С виду он был спокоен, сосредоточен, но в глазах его сверкали искры, как от удара сталью о кремень; незримый вихрь спутал его мысли, клонившиеся к земле, как трава под напором ветра.
Уж забыв о разбойниках, он сказал Метексе:
— Ты все же, Метекса, не робей! Человек я слаб, расстроился и сказал негожее. А теперь прощайте и будьте здоровы!
Он низко поклонился и ушел в свой конак.
Метекса вернулся домой хмурый, сердитый. Сообщение о Синапе взбесило его. Он ненавидел его как ахрянина и как похитителя своей дочери. Получается, что Синап сам лезет в петлю, а с ним вместе может погибнуть и его, Метексы, дочь!
— И откуда принесло этого поганца! — процедил он сквозь зубы. — В самом деле нет правительства в нашем государстве, пропасть бы ему поскорее!

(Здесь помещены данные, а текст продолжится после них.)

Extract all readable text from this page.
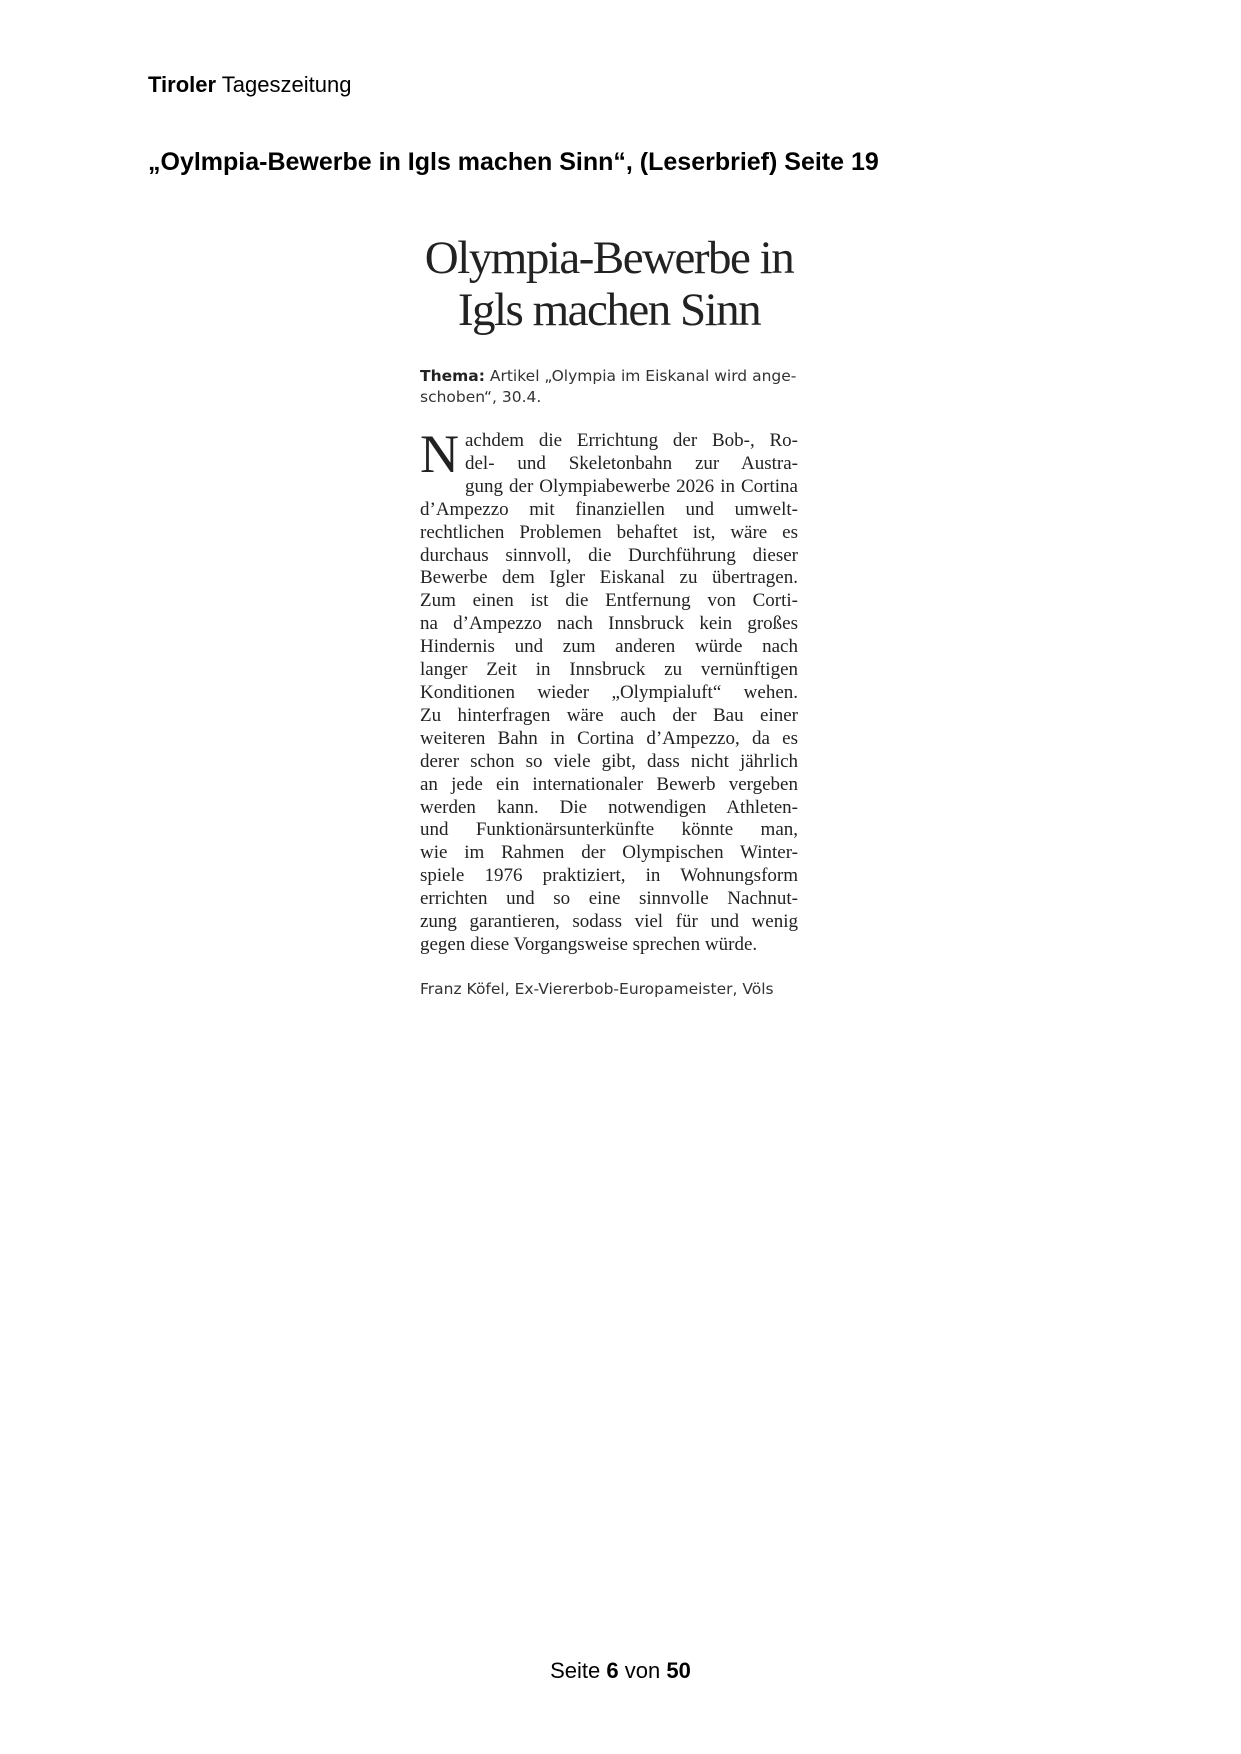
Tiroler Tageszeitung
„Oylmpia-Bewerbe in Igls machen Sinn“, (Leserbrief) Seite 19
Olympia-Bewerbe in
Igls machen Sinn
Thema: Artikel „Olympia im Eiskanal wird ange-schoben“, 30.4.
N achdem die Errichtung der Bob-, Ro-
del- und Skeletonbahn zur Austra-
gung der Olympiabewerbe 2026 in Cortina
d’Ampezzo mit finanziellen und umwelt-
rechtlichen Problemen behaftet ist, wäre es
durchaus sinnvoll, die Durchführung dieser
Bewerbe dem Igler Eiskanal zu übertragen.
Zum einen ist die Entfernung von Corti-
na d’Ampezzo nach Innsbruck kein großes
Hindernis und zum anderen würde nach
langer Zeit in Innsbruck zu vernünftigen
Konditionen wieder „Olympialuft“ wehen.
Zu hinterfragen wäre auch der Bau einer
weiteren Bahn in Cortina d’Ampezzo, da es
derer schon so viele gibt, dass nicht jährlich
an jede ein internationaler Bewerb vergeben
werden kann. Die notwendigen Athleten-
und Funktionärsunterkünfte könnte man,
wie im Rahmen der Olympischen Winter-
spiele 1976 praktiziert, in Wohnungsform
errichten und so eine sinnvolle Nachnut-
zung garantieren, sodass viel für und wenig
gegen diese Vorgangsweise sprechen würde.
Franz Köfel, Ex-Viererbob-Europameister, Völs
Seite 6 von 50
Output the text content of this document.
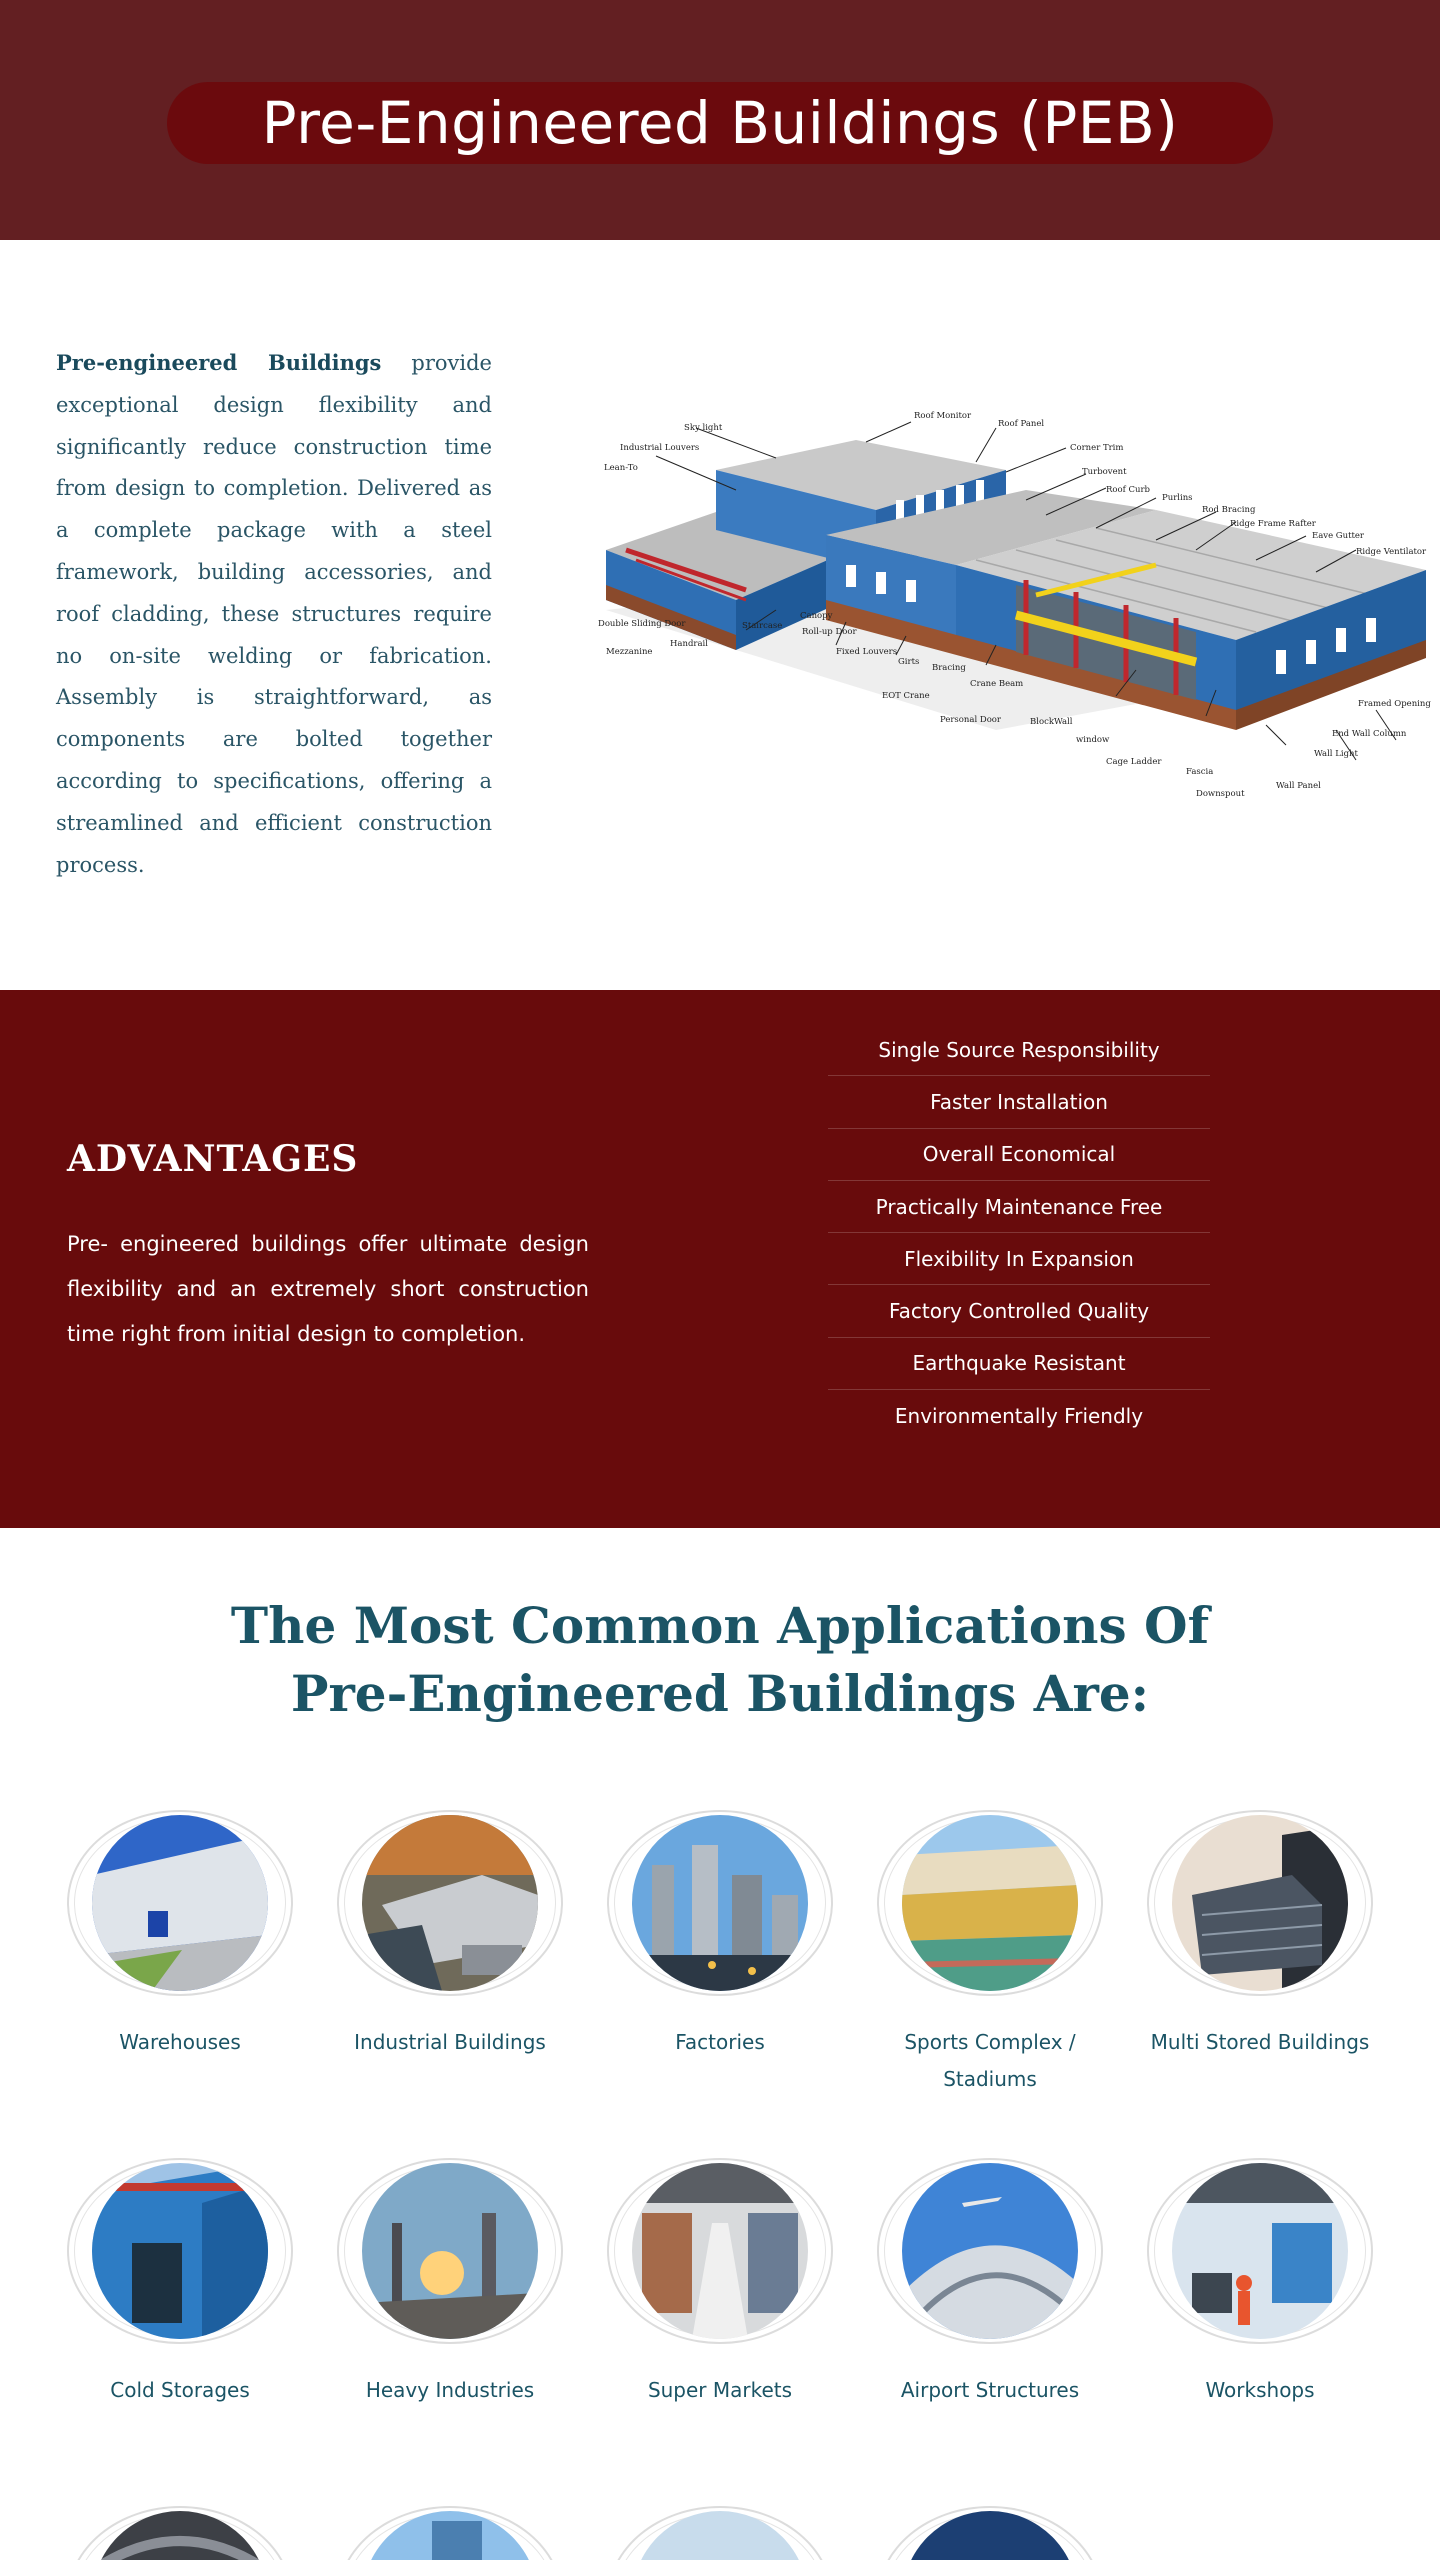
Pre-Engineered Buildings (PEB)

Pre-engineered Buildings provide exceptional design flexibility and significantly reduce construction time from design to completion. Delivered as a complete package with a steel framework, building accessories, and roof cladding, these structures require no on-site welding or fabrication. Assembly is straightforward, as components are bolted together according to specifications, offering a streamlined and efficient construction process.

Roof Monitor
Roof Panel
Sky light
Industrial Louvers	Corner Trim
Lean-To	Turbovent
Roof Curb
Purlins
Rod Bracing
Ridge Frame Rafter
Eave Gutter
Ridge Ventilator
Canopy
Roll-up Door
Staircase
Double Sliding Door
Handrail
Mezzanine	Fixed Louvers
Girts
Bracing
Crane Beam
EOT Crane
Personal Door	BlockWall
window
Cage Ladder
Fascia
Downspout
Wall Panel
Wall Light
End Wall Column
Framed Opening
ADVANTAGES

Pre- engineered buildings offer ultimate design flexibility and an extremely short construction time right from initial design to completion.

Single Source Responsibility
Faster Installation
Overall Economical
Practically Maintenance Free
Flexibility In Expansion
Factory Controlled Quality
Earthquake Resistant
Environmentally Friendly
The Most Common Applications Of
Pre-Engineered Buildings Are:
Warehouses	Industrial Buildings	Factories	Sports Complex / Stadiums
Multi Stored Buildings
Cold Storages	Heavy Industries	Super Markets	Airport Structures	Workshops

Он вспомнил Чоку, свою покойную жену, вспомнил, как все было уютно, нарядно при ее жизни, как всему находилось свое место и время. Позднее ее заменила Гюла. Вспомнив о дочери, об этой шаловливой и неопытной девчонке, Метекса проглотил горькую слюну и живо представил себе ее снующей по дому, как ткацкий челнок: думаешь, что она на галлерее, а она уже отзывается из кладовой; то она в горнице, то на кухне, то в хлеву; стирает, метет, шьет, чистит, как трудолюбивая пчелка, не знающая ни минуты отдыха.
И вдруг — пустота! Метекса не выносил тишины в доме, где все было не на месте, где все было разбросано, как бусины порвавшихся четок.
Дом его стоял на возвышенности, окруженный белыми вязами и чинарами, которые ветер клонил в одну сторону; деревья тянулись по склону холма, точно в строю, отчего высокое белое здание со стройными верандами казалось еще больше, еще богаче.
Однажды Кара Ибрагим сказал ему:
— Ты, Метекса, выстроил себе большой дом, каких правоверный закон не разрешает ни одному гяуру, но тебе прощается за то, что ты верный слуга падишаха.
Поэтому Метекса боялся всего, что могло пошатнуть порядок и еще больше ухудшить положение райи.
Этот Синап, этот южный хайдук выставил и его напоказ, он тычет им в глаза беев! Начнут теперь пересуживать, как смеет он, паршивый гяур, иметь такой высокий дом с галлереями, словно правоверный или вельможа какой-нибудь!
Он взошел на самую верхнюю галлерею и стал озираться во все стороны. Насколько хватал глаз, перед ним громоздились горы и горы, одна за другою, темные леса, утесы и голубое прозрачное небо, высокое, непостижимое... Вон там — затерянная в глуши Чечь, из которой пришел разбойник, отнявший у него дитя. Хотя Метекса был овцевод и сызмалу исходил все пастбища вплоть до Самокова и монастыря святого Ивана, но в Чечь он не ходил, — уж очень дурной славой пользовался этот проклятый край, окруженный высокими горными вершинами, где его непременно обобрали бы, а то и убили...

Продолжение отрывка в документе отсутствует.